I also stood. That was it? He reached across the desk to shake my hand, but when I took it, he folded his fingers in an all-too-familiar way and, before I could stop myself, I was doing the countersign. The, um, Rose & Grave countersign.
I couldn’t stifle the shock that registered on my face, which no doubt dug my—no pun intended—grave a little deeper. Dr. Burak was not a patriarch.
He’d been testing me, and I’d failed. Oops.
“Thought as much.” He returned to his seat, and leaned back. “Shall we start again?”
Deny, deny, deny. “Sir?”
“Come now, Miss Haskel. Do you think you’re the first student to come in here mysteriously itching to write a paper on Persephone?” He snorted, rolled over to his bookshelf, and pulled down a stack of bound manuscripts. “Let’s see here. What have we got? ‘Persephone and Demeter in the work of D. H. Lawrence’”—the paper plopped onto the desk—“‘An American Goddess: Pre-Feminist Persephones in My Ántonia and minor works of Willa Cather’”—plop—“‘Don’t Eat the Pomegranate: Rape and Rejuvenation in Harlem Renaissance Poetry’”—plop—“and, lest we forget, no fewer than seven senior projects on the Persephone motifs in Thomas Hardy’s Tess of the d’Urbervilles.” Plop, plop, kathunk.
Busted.
“It’s not that I don’t think it’s a valid field of study, you see,” he said as I stood there, staring stricken at the pile before him. I even recognized some of the writers as patriarchs. “But the field’s a little crowded at the moment. At least, at this particular temple of learning.”
I remained speechless.
“And of course,” he added, “there’s the ongoing issue with not being able to access and vet some of your sources, seeing as they are part of a very, very private collection.”

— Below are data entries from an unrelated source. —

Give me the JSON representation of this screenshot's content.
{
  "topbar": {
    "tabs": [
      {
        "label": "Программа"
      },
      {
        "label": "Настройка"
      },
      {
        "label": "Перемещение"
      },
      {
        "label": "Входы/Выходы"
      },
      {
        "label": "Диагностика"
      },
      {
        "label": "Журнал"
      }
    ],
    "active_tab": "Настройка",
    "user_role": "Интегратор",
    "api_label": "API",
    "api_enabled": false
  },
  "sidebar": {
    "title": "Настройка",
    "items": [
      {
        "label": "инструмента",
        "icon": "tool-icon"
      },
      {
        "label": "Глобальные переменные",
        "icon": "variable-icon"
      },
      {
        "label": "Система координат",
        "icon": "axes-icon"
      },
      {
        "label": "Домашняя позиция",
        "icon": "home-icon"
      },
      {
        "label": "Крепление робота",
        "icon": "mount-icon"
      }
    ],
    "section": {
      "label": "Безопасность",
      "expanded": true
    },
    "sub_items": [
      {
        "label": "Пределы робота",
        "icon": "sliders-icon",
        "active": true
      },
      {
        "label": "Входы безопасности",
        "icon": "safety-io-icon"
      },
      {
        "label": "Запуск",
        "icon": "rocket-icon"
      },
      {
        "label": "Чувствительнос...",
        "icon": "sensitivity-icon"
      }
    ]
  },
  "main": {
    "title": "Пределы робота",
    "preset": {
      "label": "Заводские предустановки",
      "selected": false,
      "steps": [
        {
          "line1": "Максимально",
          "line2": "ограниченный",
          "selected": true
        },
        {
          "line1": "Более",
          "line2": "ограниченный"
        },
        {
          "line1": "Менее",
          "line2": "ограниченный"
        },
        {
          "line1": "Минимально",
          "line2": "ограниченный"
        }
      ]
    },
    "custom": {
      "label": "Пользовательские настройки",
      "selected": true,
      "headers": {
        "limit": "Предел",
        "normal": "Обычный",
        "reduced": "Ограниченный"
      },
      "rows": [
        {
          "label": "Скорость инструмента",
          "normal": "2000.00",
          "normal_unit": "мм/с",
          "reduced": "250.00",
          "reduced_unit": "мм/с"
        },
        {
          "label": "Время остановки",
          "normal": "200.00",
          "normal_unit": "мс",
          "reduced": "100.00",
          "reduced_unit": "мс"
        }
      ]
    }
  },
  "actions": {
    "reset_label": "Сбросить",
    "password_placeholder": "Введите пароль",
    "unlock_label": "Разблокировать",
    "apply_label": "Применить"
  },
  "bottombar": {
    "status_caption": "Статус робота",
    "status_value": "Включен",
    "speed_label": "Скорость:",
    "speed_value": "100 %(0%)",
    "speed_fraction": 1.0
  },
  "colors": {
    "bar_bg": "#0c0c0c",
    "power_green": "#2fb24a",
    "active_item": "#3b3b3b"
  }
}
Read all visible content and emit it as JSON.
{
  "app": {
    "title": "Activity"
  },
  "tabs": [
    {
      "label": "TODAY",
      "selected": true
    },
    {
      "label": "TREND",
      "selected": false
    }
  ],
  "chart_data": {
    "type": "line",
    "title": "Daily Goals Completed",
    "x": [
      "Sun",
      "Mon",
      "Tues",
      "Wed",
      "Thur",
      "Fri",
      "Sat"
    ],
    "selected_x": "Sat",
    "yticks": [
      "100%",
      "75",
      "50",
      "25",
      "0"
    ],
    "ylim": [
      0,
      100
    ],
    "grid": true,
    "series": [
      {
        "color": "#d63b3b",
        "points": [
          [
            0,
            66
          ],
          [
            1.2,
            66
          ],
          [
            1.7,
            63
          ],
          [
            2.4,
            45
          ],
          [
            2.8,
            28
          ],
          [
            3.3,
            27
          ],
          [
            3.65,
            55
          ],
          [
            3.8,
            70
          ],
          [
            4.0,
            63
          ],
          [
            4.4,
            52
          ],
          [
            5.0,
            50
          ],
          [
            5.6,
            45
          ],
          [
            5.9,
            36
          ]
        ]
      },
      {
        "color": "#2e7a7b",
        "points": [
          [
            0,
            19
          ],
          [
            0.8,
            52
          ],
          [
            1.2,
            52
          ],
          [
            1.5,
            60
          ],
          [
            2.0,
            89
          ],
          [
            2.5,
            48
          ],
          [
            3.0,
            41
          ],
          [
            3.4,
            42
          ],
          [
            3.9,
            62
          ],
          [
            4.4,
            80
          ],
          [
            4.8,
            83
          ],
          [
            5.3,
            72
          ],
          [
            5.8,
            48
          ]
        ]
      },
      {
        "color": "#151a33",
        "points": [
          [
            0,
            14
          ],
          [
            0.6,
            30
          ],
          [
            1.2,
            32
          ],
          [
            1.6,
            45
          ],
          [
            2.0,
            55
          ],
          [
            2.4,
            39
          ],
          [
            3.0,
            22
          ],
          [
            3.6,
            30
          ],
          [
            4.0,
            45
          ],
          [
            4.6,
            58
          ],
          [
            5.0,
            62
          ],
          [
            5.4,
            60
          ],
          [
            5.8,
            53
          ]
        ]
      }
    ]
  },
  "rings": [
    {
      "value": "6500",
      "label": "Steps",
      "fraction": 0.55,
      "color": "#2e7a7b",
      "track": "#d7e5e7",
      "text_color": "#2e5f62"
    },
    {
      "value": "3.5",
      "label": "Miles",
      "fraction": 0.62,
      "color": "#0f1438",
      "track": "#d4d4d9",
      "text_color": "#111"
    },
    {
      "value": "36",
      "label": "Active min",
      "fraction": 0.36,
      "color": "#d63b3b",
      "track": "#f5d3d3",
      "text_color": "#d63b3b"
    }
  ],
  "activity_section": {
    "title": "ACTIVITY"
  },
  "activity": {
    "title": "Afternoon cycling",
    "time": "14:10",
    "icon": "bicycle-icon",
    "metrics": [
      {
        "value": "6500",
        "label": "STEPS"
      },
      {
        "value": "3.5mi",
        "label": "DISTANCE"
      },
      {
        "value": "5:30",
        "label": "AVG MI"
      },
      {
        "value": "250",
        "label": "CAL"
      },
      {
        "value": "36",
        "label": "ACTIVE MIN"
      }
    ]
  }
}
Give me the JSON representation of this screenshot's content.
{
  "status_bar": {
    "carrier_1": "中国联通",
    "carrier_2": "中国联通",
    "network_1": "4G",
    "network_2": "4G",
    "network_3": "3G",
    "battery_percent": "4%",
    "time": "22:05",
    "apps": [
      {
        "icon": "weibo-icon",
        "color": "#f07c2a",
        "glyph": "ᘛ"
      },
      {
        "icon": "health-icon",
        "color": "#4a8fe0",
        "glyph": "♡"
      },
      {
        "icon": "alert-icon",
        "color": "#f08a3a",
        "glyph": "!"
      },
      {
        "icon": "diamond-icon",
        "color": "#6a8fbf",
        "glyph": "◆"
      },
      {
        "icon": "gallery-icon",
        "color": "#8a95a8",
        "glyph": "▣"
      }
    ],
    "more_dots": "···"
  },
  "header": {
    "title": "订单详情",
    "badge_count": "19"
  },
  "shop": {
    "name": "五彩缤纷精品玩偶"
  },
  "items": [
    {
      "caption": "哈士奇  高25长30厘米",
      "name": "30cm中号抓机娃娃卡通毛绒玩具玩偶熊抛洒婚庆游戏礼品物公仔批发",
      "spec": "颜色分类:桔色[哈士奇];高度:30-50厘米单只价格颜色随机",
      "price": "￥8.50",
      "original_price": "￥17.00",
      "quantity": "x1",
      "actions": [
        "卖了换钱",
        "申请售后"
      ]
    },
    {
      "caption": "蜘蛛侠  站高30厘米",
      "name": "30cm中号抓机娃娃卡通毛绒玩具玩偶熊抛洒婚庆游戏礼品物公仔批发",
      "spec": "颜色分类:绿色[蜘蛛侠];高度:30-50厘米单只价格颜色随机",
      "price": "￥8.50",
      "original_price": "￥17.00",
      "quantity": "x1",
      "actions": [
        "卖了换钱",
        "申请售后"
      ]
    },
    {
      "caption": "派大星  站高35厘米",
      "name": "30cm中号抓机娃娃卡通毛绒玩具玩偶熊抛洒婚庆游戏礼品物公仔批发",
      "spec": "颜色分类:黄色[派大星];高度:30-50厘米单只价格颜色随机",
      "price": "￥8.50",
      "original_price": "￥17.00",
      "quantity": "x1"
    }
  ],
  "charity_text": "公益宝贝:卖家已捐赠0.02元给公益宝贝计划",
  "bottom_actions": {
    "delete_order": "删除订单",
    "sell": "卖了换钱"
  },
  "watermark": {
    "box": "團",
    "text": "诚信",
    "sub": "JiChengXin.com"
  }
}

I regained my tongue and remembered my oaths. “Professor Burak, I don’t know what impression I may have given you earlier, but I assure you I—”
He raised his hand. “Look, I’m in favor of students exploring the traditions that speak most strongly to them. Passion is always a positive when it comes to charting courses of study. But it’s time to start getting creative. It’s been, what, two hundred years?”
One hundred and seventy-seven. But that was none of his business.